Home | GitHub | Speaking Engagements | Terms | E-mail

Feature Selection Methods In Python: Predicting Hotel Cancellations

One of the most important features (no pun intended) of a machine learning project is feature selection.

Feature selection allows for identification of the most important or influencing factors on the response (or dependent) variable. In this example, feature selection techniques are used to predict the most important influencing factors on whether a customer chooses to cancel their hotel booking or not.

Feature Selection Tools

Three different feature selection tools are used to analyse this dataset:

Background and Data Manipulation

The purpose of using these algorithms is to identify features that best help to predict whether a customer will cancel their hotel booking. This is the dependent variable, where (1 = cancel, 0 = follow through with booking).

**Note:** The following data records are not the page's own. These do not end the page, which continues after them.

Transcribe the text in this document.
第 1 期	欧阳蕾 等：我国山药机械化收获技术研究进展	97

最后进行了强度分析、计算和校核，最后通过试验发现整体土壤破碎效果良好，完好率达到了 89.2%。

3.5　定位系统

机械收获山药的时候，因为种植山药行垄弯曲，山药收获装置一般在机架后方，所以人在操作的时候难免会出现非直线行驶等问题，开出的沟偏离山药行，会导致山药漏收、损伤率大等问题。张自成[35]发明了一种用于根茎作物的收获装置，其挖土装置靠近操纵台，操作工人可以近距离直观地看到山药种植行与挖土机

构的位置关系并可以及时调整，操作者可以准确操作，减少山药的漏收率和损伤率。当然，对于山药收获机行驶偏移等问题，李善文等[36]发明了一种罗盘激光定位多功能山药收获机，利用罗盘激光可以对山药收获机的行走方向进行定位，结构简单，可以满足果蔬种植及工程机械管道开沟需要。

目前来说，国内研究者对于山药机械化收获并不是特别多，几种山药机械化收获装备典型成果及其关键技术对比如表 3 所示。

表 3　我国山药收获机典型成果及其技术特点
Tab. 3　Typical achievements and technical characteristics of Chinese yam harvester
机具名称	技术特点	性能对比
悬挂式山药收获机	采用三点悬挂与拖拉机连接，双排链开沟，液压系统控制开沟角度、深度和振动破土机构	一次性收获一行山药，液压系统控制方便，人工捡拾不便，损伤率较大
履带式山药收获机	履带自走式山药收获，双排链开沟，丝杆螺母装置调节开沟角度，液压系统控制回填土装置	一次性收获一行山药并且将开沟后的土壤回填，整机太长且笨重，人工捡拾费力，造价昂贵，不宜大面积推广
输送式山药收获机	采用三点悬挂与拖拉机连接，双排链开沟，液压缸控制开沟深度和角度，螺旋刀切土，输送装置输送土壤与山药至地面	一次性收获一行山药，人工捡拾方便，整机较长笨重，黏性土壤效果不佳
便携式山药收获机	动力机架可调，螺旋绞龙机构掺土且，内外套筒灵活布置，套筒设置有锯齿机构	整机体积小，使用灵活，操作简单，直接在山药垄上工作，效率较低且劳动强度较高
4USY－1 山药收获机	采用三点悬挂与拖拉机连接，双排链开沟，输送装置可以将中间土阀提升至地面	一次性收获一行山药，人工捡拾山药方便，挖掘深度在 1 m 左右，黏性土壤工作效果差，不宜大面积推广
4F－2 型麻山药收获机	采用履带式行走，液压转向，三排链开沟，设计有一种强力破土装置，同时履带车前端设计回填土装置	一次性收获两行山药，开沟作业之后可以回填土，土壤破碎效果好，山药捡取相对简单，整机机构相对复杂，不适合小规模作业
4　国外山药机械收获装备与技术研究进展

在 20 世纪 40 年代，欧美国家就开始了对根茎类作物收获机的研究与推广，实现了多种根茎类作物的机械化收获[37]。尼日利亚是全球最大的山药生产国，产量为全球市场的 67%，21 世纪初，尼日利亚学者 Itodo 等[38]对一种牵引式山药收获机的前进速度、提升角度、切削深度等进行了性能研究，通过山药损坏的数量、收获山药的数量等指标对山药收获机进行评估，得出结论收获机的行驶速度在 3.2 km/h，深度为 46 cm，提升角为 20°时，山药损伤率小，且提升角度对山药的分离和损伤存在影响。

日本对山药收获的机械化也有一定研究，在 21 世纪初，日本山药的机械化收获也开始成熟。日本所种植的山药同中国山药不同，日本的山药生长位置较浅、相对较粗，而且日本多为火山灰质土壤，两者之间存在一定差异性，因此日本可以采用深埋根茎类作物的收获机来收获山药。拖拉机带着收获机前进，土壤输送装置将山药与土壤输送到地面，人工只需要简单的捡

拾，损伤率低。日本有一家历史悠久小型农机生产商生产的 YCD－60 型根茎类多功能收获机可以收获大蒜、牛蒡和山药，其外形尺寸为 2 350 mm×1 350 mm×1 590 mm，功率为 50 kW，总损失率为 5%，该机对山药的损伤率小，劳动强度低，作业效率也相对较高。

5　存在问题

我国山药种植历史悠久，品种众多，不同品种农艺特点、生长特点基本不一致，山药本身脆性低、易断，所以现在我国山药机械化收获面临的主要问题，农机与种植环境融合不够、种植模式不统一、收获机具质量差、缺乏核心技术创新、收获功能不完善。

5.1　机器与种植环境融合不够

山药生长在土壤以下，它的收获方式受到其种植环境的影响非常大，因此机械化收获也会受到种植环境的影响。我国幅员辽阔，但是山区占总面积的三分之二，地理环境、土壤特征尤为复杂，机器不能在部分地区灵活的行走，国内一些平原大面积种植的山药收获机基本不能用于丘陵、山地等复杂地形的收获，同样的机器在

The features for analysis are as follows.

Interval

leadtime = train_df['LeadTime']
arrivaldateyear = train_df['ArrivalDateYear']
arrivaldateweekno = train_df['ArrivalDateWeekNumber']
arrivaldatedayofmonth = train_df['ArrivalDateDayOfMonth']
staysweekendnights = train_df['StaysInWeekendNights']
staysweeknights = train_df['StaysInWeekNights']
adults = train_df['Adults']
children = train_df['Children']
babies = train_df['Babies']
isrepeatedguest = train_df['IsRepeatedGuest'] 
previouscancellations = train_df['PreviousCancellations']
previousbookingsnotcanceled = train_df['PreviousBookingsNotCanceled']
bookingchanges = train_df['BookingChanges']
agent = train_df['Agent']
company = train_df['Company']
dayswaitinglist = train_df['DaysInWaitingList']
adr = train_df['ADR']
rcps = train_df['RequiredCarParkingSpaces']
totalsqr = train_df['TotalOfSpecialRequests']

Categorical

arrivaldatemonth = train_df.ArrivalDateMonth.astype("category").cat.codes
arrivaldatemonthcat=pd.Series(arrivaldatemonth)
mealcat=train_df.Meal.astype("category").cat.codes
mealcat=pd.Series(mealcat)
countrycat=train_df.Country.astype("category").cat.codes
countrycat=pd.Series(countrycat)
marketsegmentcat=train_df.MarketSegment.astype("category").cat.codes
marketsegmentcat=pd.Series(marketsegmentcat)
distributionchannelcat=train_df.DistributionChannel.astype("category").cat.codes
distributionchannelcat=pd.Series(distributionchannelcat)
reservedroomtypecat=train_df.ReservedRoomType.astype("category").cat.codes
reservedroomtypecat=pd.Series(reservedroomtypecat)
assignedroomtypecat=train_df.AssignedRoomType.astype("category").cat.codes
assignedroomtypecat=pd.Series(assignedroomtypecat)
deposittypecat=train_df.DepositType.astype("category").cat.codes
deposittypecat=pd.Series(deposittypecat)
customertypecat=train_df.CustomerType.astype("category").cat.codes
customertypecat=pd.Series(customertypecat)
reservationstatuscat=train_df.ReservationStatus.astype("category").cat.codes
reservationstatuscat=pd.Series(reservationstatuscat)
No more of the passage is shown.